Facebook Messenger, in particular, is a disaster. Whenever I got a Messenger notification while working in Chrome, the browser would immediately freeze and stop loading all webpages. I’d need to sign in and out of my Google account to get it running again.
I think these issues are a shame because there are clearly benefits to Google’s system. I prefer the simpler app interfaces of LastPass and Google Maps to their browser versions, and certain Android apps, such as 1Weather, Podcast Addict, and Solid Explorer, work great on the Galaxy Chromebook and don’t have browser equivalents at all.
But at the end of the day, it’s Samsung’s and Google’s responsibility to put out a product that plays nicely with the services people use the most, especially if they’re charging $999 for it. Yes, you can just do all these things in Chrome if you want to, but part of the appeal of Chrome OS is supposed to be that you can use your favorite Android apps. (And yes, I know you can do more things with Linux, but the average user doesn’t).
Android is still a mess on Chrome OS
I doubt that my primary criticisms of this device will come as a surprise to Samsung and Google. I’m sure the companies are aware that they aren’t shipping a device with impressive cooling or a hefty battery. In releasing the product in this state, they’ve decided those are acceptable sacrifices to ask of Chrome OS users in exchange for an AMOLED screen and an eye-catching build. I disagree. The 4K display looks great. But laptops with a killer feature still need to be laptops everywhere else.
I have to give Samsung credit where it’s due: this is the nicest-looking Chromebook I’ve ever seen. It looks and feels gorgeous. The pen and the keyboard camera show that Samsung has put a lot of thought into designing a unique device.
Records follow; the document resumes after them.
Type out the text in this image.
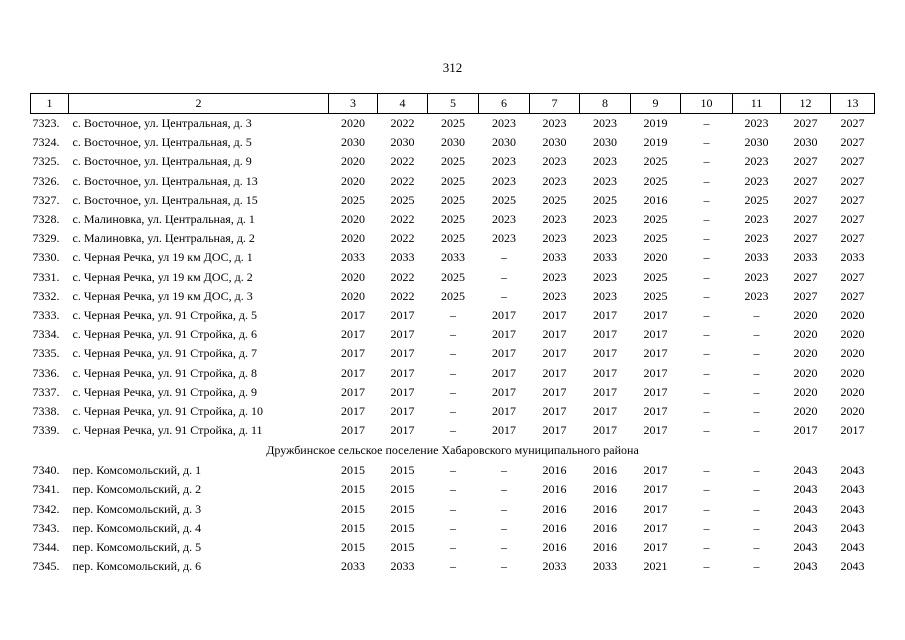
312
1	2	3	4	5	6	7	8	9	10	11	12	13
7323.	с. Восточное, ул. Центральная, д. 3	2020	2022	2025	2023	2023	2023	2019	–	2023	2027	2027
7324.	с. Восточное, ул. Центральная, д. 5	2030	2030	2030	2030	2030	2030	2019	–	2030	2030	2027
7325.	с. Восточное, ул. Центральная, д. 9	2020	2022	2025	2023	2023	2023	2025	–	2023	2027	2027
7326.	с. Восточное, ул. Центральная, д. 13	2020	2022	2025	2023	2023	2023	2025	–	2023	2027	2027
7327.	с. Восточное, ул. Центральная, д. 15	2025	2025	2025	2025	2025	2025	2016	–	2025	2027	2027
7328.	с. Малиновка, ул. Центральная, д. 1	2020	2022	2025	2023	2023	2023	2025	–	2023	2027	2027
7329.	с. Малиновка, ул. Центральная, д. 2	2020	2022	2025	2023	2023	2023	2025	–	2023	2027	2027
7330.	с. Черная Речка, ул 19 км ДОС, д. 1	2033	2033	2033	–	2033	2033	2020	–	2033	2033	2033
7331.	с. Черная Речка, ул 19 км ДОС, д. 2	2020	2022	2025	–	2023	2023	2025	–	2023	2027	2027
7332.	с. Черная Речка, ул 19 км ДОС, д. 3	2020	2022	2025	–	2023	2023	2025	–	2023	2027	2027
7333.	с. Черная Речка, ул. 91 Стройка, д. 5	2017	2017	–	2017	2017	2017	2017	–	–	2020	2020
7334.	с. Черная Речка, ул. 91 Стройка, д. 6	2017	2017	–	2017	2017	2017	2017	–	–	2020	2020
7335.	с. Черная Речка, ул. 91 Стройка, д. 7	2017	2017	–	2017	2017	2017	2017	–	–	2020	2020
7336.	с. Черная Речка, ул. 91 Стройка, д. 8	2017	2017	–	2017	2017	2017	2017	–	–	2020	2020
7337.	с. Черная Речка, ул. 91 Стройка, д. 9	2017	2017	–	2017	2017	2017	2017	–	–	2020	2020
7338.	с. Черная Речка, ул. 91 Стройка, д. 10	2017	2017	–	2017	2017	2017	2017	–	–	2020	2020
7339.	с. Черная Речка, ул. 91 Стройка, д. 11	2017	2017	–	2017	2017	2017	2017	–	–	2017	2017
Дружбинское сельское поселение Хабаровского муниципального района												
7340.	пер. Комсомольский, д. 1	2015	2015	–	–	2016	2016	2017	–	–	2043	2043
7341.	пер. Комсомольский, д. 2	2015	2015	–	–	2016	2016	2017	–	–	2043	2043
7342.	пер. Комсомольский, д. 3	2015	2015	–	–	2016	2016	2017	–	–	2043	2043
7343.	пер. Комсомольский, д. 4	2015	2015	–	–	2016	2016	2017	–	–	2043	2043
7344.	пер. Комсомольский, д. 5	2015	2015	–	–	2016	2016	2017	–	–	2043	2043
7345.	пер. Комсомольский, д. 6	2033	2033	–	–	2033	2033	2021	–	–	2043	2043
But when you price a Chromebook at $999, you’re putting it in the big leagues — not just among Chromebooks, but among all laptops. Microsoft’s Surface Pro X, Surface Laptop 3, and Apple’s MacBook Air all start at $999. I’m not saying the Galaxy Chromebook is directly competing with those models — I’m aware that Samsung and Microsoft are largely targeting different consumers.
What I am saying is that at that price point, we should expect laptops to do everything pretty well. Some have a standout feature or two, but all should have the basics nailed; we expect a good screen, reliable performance, and acceptable battery life. Samsung delivers on the first and mostly on the second, but at the complete detriment of the third. That very well might be a combination some people are willing to pay for — but they probably shouldn’t pay $1,000.